If it wasn’t for your Ex, you wouldn’t be here now asking yourself questions of what went wrong, why the relationship ended, how it happened, who continues to haunt you. So forgive! Forgive that person and cut the ties that bond you forever.
The first step is find forgiveness for YOU. (Read Forgiveness) Once you forgive then you can start the healing process. One thing that helped me and was taught to me by a very incredible woman, was participating in a special visualization/meditation practice.

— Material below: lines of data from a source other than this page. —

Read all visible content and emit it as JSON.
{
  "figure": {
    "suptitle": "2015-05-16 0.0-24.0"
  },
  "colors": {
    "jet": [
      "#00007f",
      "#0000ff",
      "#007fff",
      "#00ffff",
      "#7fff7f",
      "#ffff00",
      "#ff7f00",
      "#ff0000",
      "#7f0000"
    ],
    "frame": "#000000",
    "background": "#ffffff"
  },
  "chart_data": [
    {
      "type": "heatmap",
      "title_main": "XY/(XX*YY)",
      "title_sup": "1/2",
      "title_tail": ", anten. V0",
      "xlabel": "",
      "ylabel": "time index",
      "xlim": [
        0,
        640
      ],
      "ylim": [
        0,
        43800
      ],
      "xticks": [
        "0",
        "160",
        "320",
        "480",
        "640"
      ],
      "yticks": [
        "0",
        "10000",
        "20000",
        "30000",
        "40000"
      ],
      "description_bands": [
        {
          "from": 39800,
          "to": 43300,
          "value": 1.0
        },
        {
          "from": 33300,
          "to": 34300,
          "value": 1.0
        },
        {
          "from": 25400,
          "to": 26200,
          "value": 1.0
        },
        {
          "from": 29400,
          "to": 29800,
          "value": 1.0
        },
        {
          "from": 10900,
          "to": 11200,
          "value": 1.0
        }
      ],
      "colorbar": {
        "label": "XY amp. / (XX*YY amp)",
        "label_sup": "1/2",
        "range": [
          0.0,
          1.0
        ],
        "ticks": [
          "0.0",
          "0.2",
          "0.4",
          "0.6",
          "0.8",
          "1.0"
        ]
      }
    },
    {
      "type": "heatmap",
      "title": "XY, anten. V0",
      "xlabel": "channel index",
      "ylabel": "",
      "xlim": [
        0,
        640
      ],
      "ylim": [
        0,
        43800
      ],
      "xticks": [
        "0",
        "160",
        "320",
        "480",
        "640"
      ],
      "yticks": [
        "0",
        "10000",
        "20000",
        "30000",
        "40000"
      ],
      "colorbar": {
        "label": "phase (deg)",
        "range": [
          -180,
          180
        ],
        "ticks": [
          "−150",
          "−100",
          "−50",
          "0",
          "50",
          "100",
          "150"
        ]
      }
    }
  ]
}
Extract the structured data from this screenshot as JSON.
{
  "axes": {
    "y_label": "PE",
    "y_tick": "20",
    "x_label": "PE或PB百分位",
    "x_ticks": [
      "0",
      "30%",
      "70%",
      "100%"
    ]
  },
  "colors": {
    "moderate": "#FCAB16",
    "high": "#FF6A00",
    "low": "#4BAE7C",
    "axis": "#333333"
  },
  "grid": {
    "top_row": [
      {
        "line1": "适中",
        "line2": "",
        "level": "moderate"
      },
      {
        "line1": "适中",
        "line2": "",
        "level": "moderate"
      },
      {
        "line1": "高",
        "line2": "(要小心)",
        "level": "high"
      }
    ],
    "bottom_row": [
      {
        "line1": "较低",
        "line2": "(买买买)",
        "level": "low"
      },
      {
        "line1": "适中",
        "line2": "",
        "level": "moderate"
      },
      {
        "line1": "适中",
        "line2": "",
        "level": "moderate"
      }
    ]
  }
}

In this meditation, you mentally visualize your Ex and what physically bonds you. It might be represented in a chain, rope, string or something else. Then visualize where that attaches to your body. Is it your heart, stomach, chest, or somewhere else? You walk through this meditation, talking to your Ex and letting them know:
-How they hurt you.
-What makes you mad.
-What they taught you.
-What you loved about them.
-And then forgive them.
At this point, you then mentally cut the bond that ties you together. Is it fire that burns the rope? Or a knife that cuts it? There is no wrong answer….its what you are feeling. You then imagine yourself disposing off that material that bonded you. Lastly, you visualize yourself walking into a body of water. It could be an ocean, river, lake, or even a shower. You then let the water wash over you…cleansing all the baggage they brought into your life. You emerge from the water refreshed and renewed. This visualization/meditation doesn’t mean you should never talk or see this person again…it just releases you from the “old” relationship; allowing for a new one to be born and/or new relationships with others despite this one to be healthy ones.

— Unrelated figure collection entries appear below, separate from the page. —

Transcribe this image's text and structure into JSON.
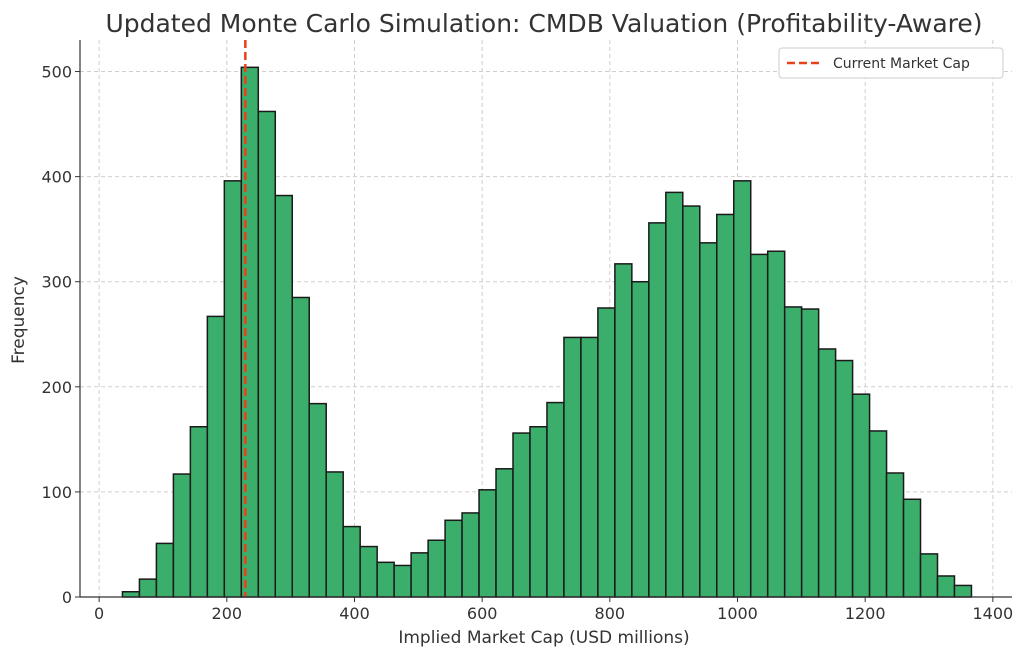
{
  "chart_data": {
    "type": "bar",
    "title": "Updated Monte Carlo Simulation: CMDB Valuation (Profitability-Aware)",
    "xlabel": "Implied Market Cap (USD millions)",
    "ylabel": "Frequency",
    "xlim": [
      -30,
      1430
    ],
    "ylim": [
      0,
      530
    ],
    "xticks": [
      0,
      200,
      400,
      600,
      800,
      1000,
      1200,
      1400
    ],
    "yticks": [
      0,
      100,
      200,
      300,
      400,
      500
    ],
    "grid": true,
    "bin_start": 36.5,
    "bin_width": 26.6,
    "values": [
      5,
      17,
      51,
      117,
      162,
      267,
      396,
      504,
      462,
      382,
      285,
      184,
      119,
      67,
      48,
      33,
      30,
      42,
      54,
      73,
      80,
      102,
      122,
      156,
      162,
      185,
      247,
      247,
      275,
      317,
      300,
      356,
      385,
      372,
      337,
      364,
      396,
      326,
      329,
      276,
      274,
      236,
      225,
      193,
      158,
      118,
      93,
      41,
      20,
      11
    ],
    "bar_color": "#3aae6a",
    "bar_edge_color": "#1a1a1a",
    "reference_line": {
      "label": "Current Market Cap",
      "x": 229,
      "color": "#e8401c",
      "style": "dashed"
    },
    "legend": {
      "position": "top-right",
      "entries": [
        "Current Market Cap"
      ]
    }
  }
}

For some, meditation or visualization may not be for you. If this may not be your style…try to find in yourself a way to physically let go of the past of this Ex. Write a letter to them stating what made you mad, what they taught you, what you loved and how you forgive them. But don’t send it…burn it or tear it up and throw it way. The physical act of this will bring you closer and release.
Ghosts of Relationships Present:
If you are able to let go, forgive and move on, then the Ghosts of Relationships Past will not creep into your Relationships Present. And if this present relationship should someday come to an end, you will not only allow past baggage to continue to influence; but you can resolve new issues that arise more quickly. You will create a healthier breakup between your partners. You will leave a relationship empowered and know that they served a purposeful path for you to continue. Now I’m not saying you will never cry and be that puddle on the floor…with each relationship comes a grieving period. I’m just saying that you will find healthier ways to move on and look back on a break up and see “the Why” more clearly. You will continue to see yourself more clearly as well. You will always continue to have work to do on yourself; but with each relationship you should change and grow.

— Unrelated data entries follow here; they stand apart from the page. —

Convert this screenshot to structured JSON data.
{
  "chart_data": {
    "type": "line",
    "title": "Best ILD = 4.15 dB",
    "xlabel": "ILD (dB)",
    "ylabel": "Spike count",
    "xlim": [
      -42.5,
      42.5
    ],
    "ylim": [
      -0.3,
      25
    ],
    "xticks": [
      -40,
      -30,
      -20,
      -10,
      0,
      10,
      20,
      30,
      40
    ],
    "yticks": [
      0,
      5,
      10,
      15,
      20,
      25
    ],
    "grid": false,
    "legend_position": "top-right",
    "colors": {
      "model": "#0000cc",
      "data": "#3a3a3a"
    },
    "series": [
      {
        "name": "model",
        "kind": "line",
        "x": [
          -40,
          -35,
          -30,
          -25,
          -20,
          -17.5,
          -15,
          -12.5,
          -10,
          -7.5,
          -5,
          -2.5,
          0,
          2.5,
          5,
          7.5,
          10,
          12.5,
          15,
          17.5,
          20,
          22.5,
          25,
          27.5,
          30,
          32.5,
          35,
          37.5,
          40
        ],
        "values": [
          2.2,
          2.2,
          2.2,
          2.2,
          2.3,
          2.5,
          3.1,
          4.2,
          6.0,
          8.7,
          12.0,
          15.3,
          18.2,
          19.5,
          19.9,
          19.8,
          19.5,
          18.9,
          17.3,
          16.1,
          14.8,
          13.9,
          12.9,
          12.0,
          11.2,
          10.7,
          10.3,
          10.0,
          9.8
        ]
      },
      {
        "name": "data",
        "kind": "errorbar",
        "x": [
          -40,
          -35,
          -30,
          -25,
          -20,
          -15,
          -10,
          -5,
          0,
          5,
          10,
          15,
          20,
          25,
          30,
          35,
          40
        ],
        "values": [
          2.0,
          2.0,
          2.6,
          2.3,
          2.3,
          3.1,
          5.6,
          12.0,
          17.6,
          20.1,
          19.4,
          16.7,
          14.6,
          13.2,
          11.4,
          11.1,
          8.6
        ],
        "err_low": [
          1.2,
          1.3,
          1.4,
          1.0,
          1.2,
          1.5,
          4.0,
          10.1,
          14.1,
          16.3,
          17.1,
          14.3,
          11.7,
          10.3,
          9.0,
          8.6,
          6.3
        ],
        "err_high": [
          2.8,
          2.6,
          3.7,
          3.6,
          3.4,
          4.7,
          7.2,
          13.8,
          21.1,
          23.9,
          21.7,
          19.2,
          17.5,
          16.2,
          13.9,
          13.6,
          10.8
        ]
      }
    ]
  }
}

Ghosts of Relationships Future:
So now you are learning to heal and mend the broken pieces of you; and also let go of past and present issues. Good job! Now for the future….just as Sylvester McNutt is quoted earlier, “We must never make our partners of the future suffer because of the mistakes from our partners in the past.” With a healthy “letting go of past”, you should be able to approach new relationships with a fresh outlook, a healthy mind and an open heart. You may find that you may have to rinse and repeat a few times in future relationships, but at least you are becoming a better you.
With each relationship brings a new path and a new lesson. It should get easier, right? I hope so! There will still be those that break us like no other; but I feel that’s when you grow the most! If you are aware of that and be honest with yourself in looking at the faults of your past lovers as well as yourself, you are killin’ it! You are half way there— so keep it up girl! You got this!